Cruzamos com N turistas e com N nativos a fazer estes percursos – de bicicleta, a pé ou a correr…
Bem… Dizem que as fotos falam mais que mil palavras, e desta vez é real…
Apenas vos consigo mostrar!
E… ter pena de já lá não estar…
La Mola
Em La Mola fica o Far de la Mola, e, ainda não percebi bem porquê na minha cabeça ia uma imagem tipo “verão azul”… alguém a descer uma estrada de terra batida junto ao mar, a assobiar… e ao fundo um farol!
E… Não, tem nada a ver!
E… Com esta imagem na cabeça dá para imaginar que o Far de la Mola foi uma especie de desilusão.

Este farol nem tinha riscas… E a paisagem por si não era nada de transcendente tendo em conta o que já tinha visto na ilha. É um ponto mais alto sim… e que mais?
O que valeu mesmo neste passeio foi a bela da Moto 4!

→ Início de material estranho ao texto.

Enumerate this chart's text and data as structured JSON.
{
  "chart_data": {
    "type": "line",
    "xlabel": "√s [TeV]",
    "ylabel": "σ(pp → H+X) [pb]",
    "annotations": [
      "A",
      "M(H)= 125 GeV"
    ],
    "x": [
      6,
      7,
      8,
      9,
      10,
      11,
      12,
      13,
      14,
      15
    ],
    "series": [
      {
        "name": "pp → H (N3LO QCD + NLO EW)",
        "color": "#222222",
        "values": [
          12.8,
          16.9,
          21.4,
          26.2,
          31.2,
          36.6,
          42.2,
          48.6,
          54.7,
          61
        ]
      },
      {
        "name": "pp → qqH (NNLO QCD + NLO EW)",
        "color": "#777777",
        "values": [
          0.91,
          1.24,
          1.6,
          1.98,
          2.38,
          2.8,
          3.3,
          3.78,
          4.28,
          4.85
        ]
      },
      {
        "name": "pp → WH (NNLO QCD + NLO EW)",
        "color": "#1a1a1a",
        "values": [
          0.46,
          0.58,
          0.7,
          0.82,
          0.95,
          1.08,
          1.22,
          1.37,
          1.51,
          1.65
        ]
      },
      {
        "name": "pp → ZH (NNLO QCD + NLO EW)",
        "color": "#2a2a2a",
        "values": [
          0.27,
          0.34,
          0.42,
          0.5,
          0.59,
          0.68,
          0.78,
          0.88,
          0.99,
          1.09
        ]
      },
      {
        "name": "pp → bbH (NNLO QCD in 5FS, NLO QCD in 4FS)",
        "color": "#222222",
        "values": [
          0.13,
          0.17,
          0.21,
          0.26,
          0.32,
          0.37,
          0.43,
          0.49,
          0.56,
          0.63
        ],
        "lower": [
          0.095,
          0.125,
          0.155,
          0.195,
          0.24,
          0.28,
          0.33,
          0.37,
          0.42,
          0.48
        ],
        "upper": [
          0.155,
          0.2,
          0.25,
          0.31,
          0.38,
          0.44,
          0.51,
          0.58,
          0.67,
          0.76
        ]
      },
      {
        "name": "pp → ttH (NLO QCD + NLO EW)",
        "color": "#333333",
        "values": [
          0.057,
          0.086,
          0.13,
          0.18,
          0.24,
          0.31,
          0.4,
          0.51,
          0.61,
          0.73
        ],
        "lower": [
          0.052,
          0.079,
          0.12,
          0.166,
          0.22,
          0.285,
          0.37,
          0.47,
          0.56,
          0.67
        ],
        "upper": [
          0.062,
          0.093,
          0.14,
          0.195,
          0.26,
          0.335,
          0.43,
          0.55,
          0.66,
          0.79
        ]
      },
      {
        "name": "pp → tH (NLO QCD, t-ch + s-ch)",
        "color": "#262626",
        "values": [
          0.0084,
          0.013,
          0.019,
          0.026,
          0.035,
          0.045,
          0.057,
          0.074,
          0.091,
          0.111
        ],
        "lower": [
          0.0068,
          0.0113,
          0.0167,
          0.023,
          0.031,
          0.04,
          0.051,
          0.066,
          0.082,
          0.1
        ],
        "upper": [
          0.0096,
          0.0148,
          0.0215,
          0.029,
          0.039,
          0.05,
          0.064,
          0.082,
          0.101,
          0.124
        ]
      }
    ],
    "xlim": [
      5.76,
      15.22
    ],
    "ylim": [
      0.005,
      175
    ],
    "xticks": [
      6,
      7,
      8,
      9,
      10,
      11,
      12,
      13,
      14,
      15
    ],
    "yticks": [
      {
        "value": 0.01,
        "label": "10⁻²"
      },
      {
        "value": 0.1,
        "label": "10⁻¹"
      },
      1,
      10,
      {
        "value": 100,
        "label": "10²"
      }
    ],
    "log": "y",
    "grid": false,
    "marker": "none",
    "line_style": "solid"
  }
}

Ao contrário do farol, nunca me tinha passado pela cabeça andar numa… E, tentar a primeira vez foi quase por favor. Mas, depois de ter experimentado aquela menina em estrada batida – a ida ao farol ganhou outra cor e outra luz!
Se soubesse que entre a minha casa e o trabalho há uma estrada de terra batida, eu dizia-vos porque é que eu trocava o meu carro.
Ai ai… Já sinto saudades dela…
Mas, regressando ao que interessa: far de la Mola? Ir se não houver mais nada para fazer… Senão, podem ficar a meio do caminho e apreciar as vistas no restaurante “El Mirador”.

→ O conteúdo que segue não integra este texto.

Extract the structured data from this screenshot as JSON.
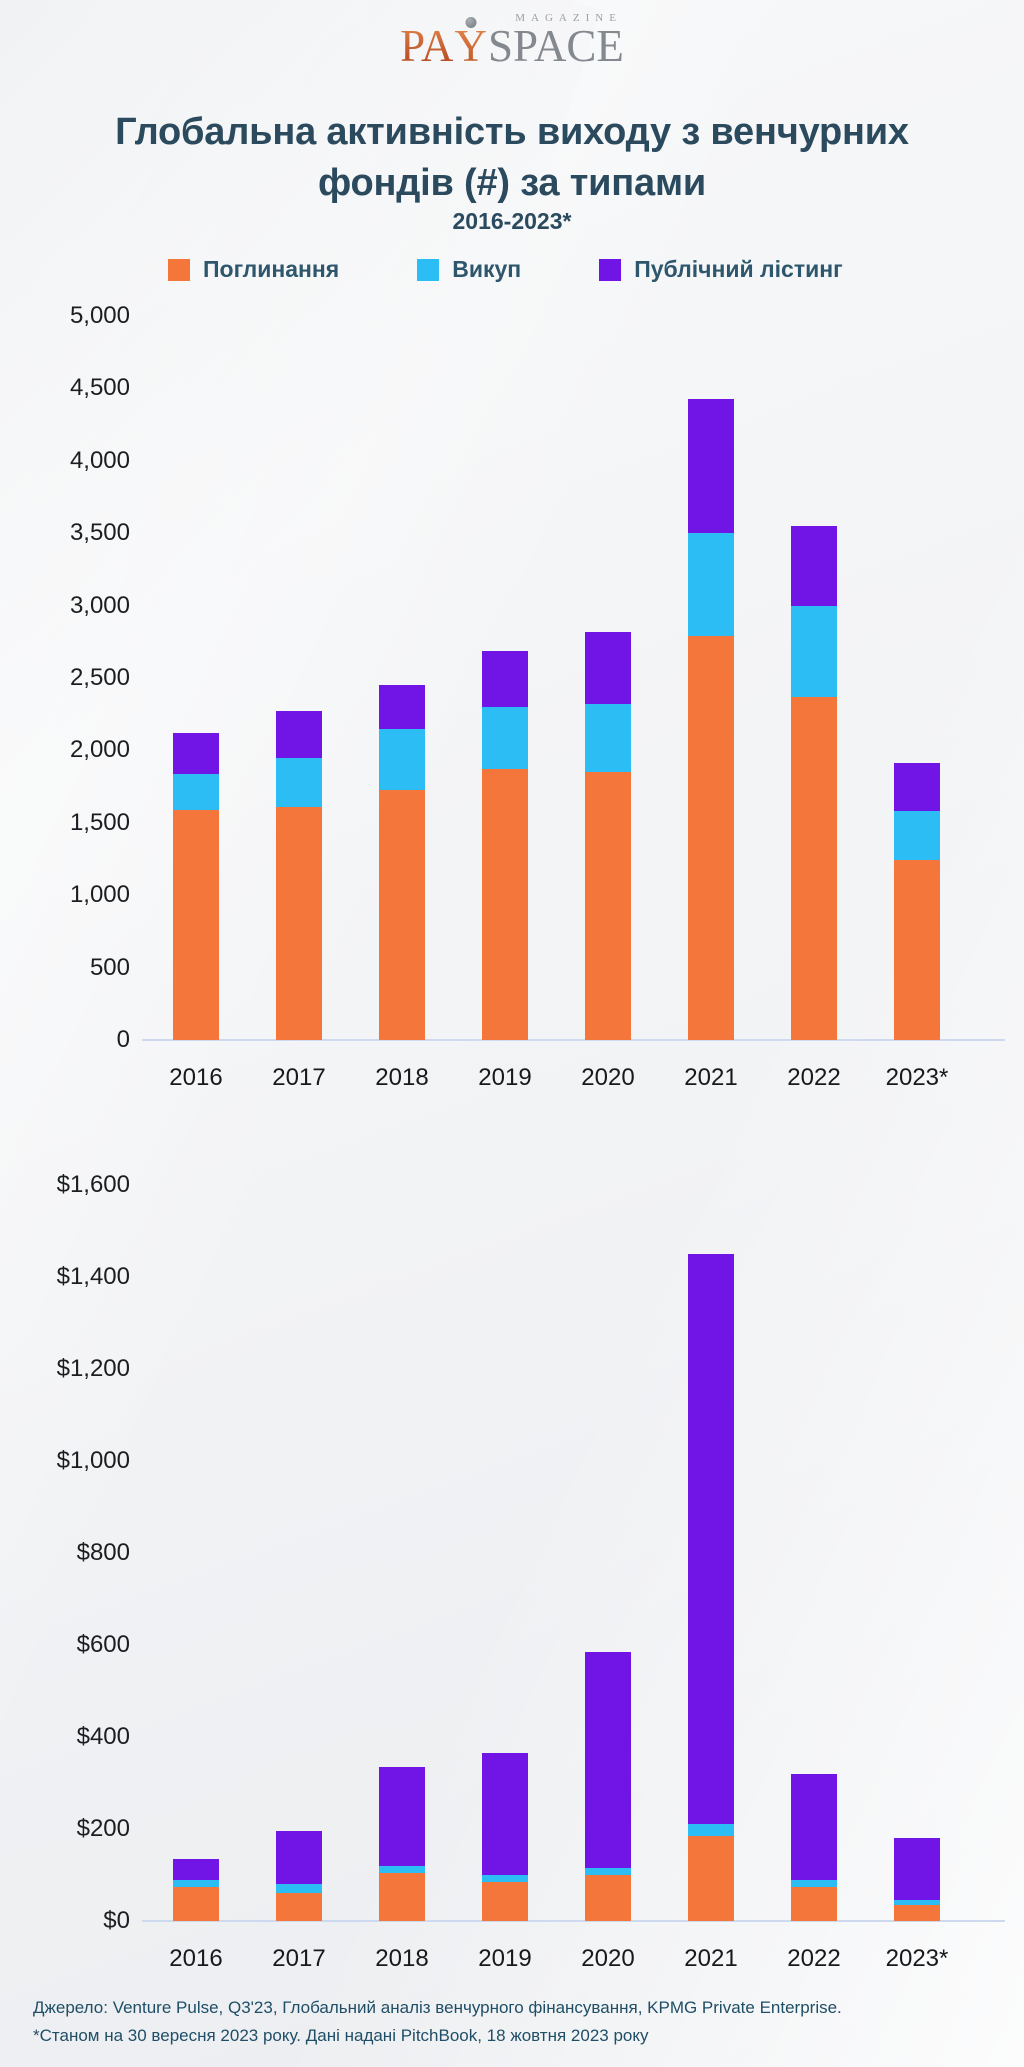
{
  "logo": {
    "magazine": "MAGAZINE",
    "pa": "PA",
    "y": "Y",
    "space": "SPACE"
  },
  "title": "Глобальна активність виходу з венчурних\nфондів (#) за типами",
  "subtitle": "2016-2023*",
  "legend": [
    {
      "label": "Поглинання",
      "color": "#f4763b"
    },
    {
      "label": "Викуп",
      "color": "#2bbdf4"
    },
    {
      "label": "Публічний лістинг",
      "color": "#7015e6"
    }
  ],
  "colors": {
    "acquisition": "#f4763b",
    "buyout": "#2bbdf4",
    "public_listing": "#7015e6",
    "title_text": "#2b4a5e",
    "footer_text": "#1f4e66",
    "axis_line": "#ccd9ee"
  },
  "chart_data": [
    {
      "type": "bar",
      "stacked": true,
      "title": "Глобальна активність виходу з венчурних фондів (#) за типами",
      "subtitle": "2016-2023*",
      "categories": [
        "2016",
        "2017",
        "2018",
        "2019",
        "2020",
        "2021",
        "2022",
        "2023*"
      ],
      "series": [
        {
          "name": "Поглинання",
          "color": "#f4763b",
          "values": [
            1590,
            1610,
            1730,
            1870,
            1850,
            2790,
            2370,
            1240
          ]
        },
        {
          "name": "Викуп",
          "color": "#2bbdf4",
          "values": [
            250,
            340,
            420,
            430,
            470,
            710,
            630,
            340
          ]
        },
        {
          "name": "Публічний лістинг",
          "color": "#7015e6",
          "values": [
            280,
            320,
            300,
            390,
            500,
            930,
            550,
            330
          ]
        }
      ],
      "totals": [
        2120,
        2270,
        2450,
        2690,
        2820,
        4430,
        3550,
        1910
      ],
      "ylim": [
        0,
        5000
      ],
      "ytick_step": 500,
      "yticks": [
        "5,000",
        "4,500",
        "4,000",
        "3,500",
        "3,000",
        "2,500",
        "2,000",
        "1,500",
        "1,000",
        "500",
        "0"
      ],
      "grid": false,
      "legend_position": "top"
    },
    {
      "type": "bar",
      "stacked": true,
      "title": "",
      "categories": [
        "2016",
        "2017",
        "2018",
        "2019",
        "2020",
        "2021",
        "2022",
        "2023*"
      ],
      "series": [
        {
          "name": "Поглинання",
          "color": "#f4763b",
          "values": [
            75,
            60,
            105,
            85,
            100,
            185,
            75,
            35
          ]
        },
        {
          "name": "Викуп",
          "color": "#2bbdf4",
          "values": [
            15,
            20,
            15,
            15,
            15,
            25,
            15,
            10
          ]
        },
        {
          "name": "Публічний лістинг",
          "color": "#7015e6",
          "values": [
            45,
            115,
            215,
            265,
            470,
            1240,
            230,
            135
          ]
        }
      ],
      "totals": [
        135,
        195,
        335,
        365,
        585,
        1450,
        320,
        180
      ],
      "ylim": [
        0,
        1600
      ],
      "ytick_step": 200,
      "yticks": [
        "$1,600",
        "$1,400",
        "$1,200",
        "$1,000",
        "$800",
        "$600",
        "$400",
        "$200",
        "$0"
      ],
      "grid": false,
      "legend_position": "none"
    }
  ],
  "footer": {
    "line1": "Джерело: Venture Pulse, Q3'23, Глобальний аналіз венчурного фінансування, KPMG Private Enterprise.",
    "line2": "*Станом на 30 вересня 2023 року. Дані надані PitchBook, 18 жовтня 2023 року"
  }
}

Vem em todos os guias e afins apontado como um “Must Do”, e a verdade é que MUST mesmo!
A paisagem é brutal!
Não é preciso muito “Zoom Ocular” para se conseguirem ver os recortes da ilha… E descobrir outros recantos…
Es Calo
Bem… Ir espreitar esta praia não foi fácil… O tempo não era muito (era só de passagem) e a verdade é que adorei perder-me a meio nas estradas de terra batida (foi num dos dias com moto 4).
É uma praia que promete, e ficamos com alguma pena de não ir lá com mais tempo.
Tinha mais gente que as praias Illetes & Llevant, mas por outro lado tinha um pouco de verde.
Se forem para aquelas bandas, parém por lá!
Cap de Barbaria
A imagem que eu tinha na cabeça quando fui a far de La Mola transformou-se em realidade ao chegar ao Cap de Barbaria! Só faltou a bicicleta e o assobio! Ah! E as riscas do farol – claro!

Não sei a história d local… E, visto ao perto, também não é nada de especial… Mas, o fazer kms numa estrada no meio do nada, e de repente ao final ter o Farol em frente ao Mar é um presente para os olhos!
… Em Resumo
Formentera vale a pena.
Não é barato, mas “paga-se” pelo que vale.
… As fotos falam por si, não é?
Quanto ao “Roubar”… Não resisti!
Um dos livros que li nestas férias era sobre uma “praia roubada” numa ilha muito pequena. Os nativos de um lado e do outro estavam zangados, e “roubavam” a areia. Adorei ler o livro lá! Tinha tanto a ver com Formentera (pelo menos na minha imaginação).
Não é por mais nada… É mesmo só por isso que dei este titulo ao post… Porque se eu pudesse também roubava aquela ilha a Espanha e trazia-a para aqui para ao pé de mim… (com a moto 4, claro!!)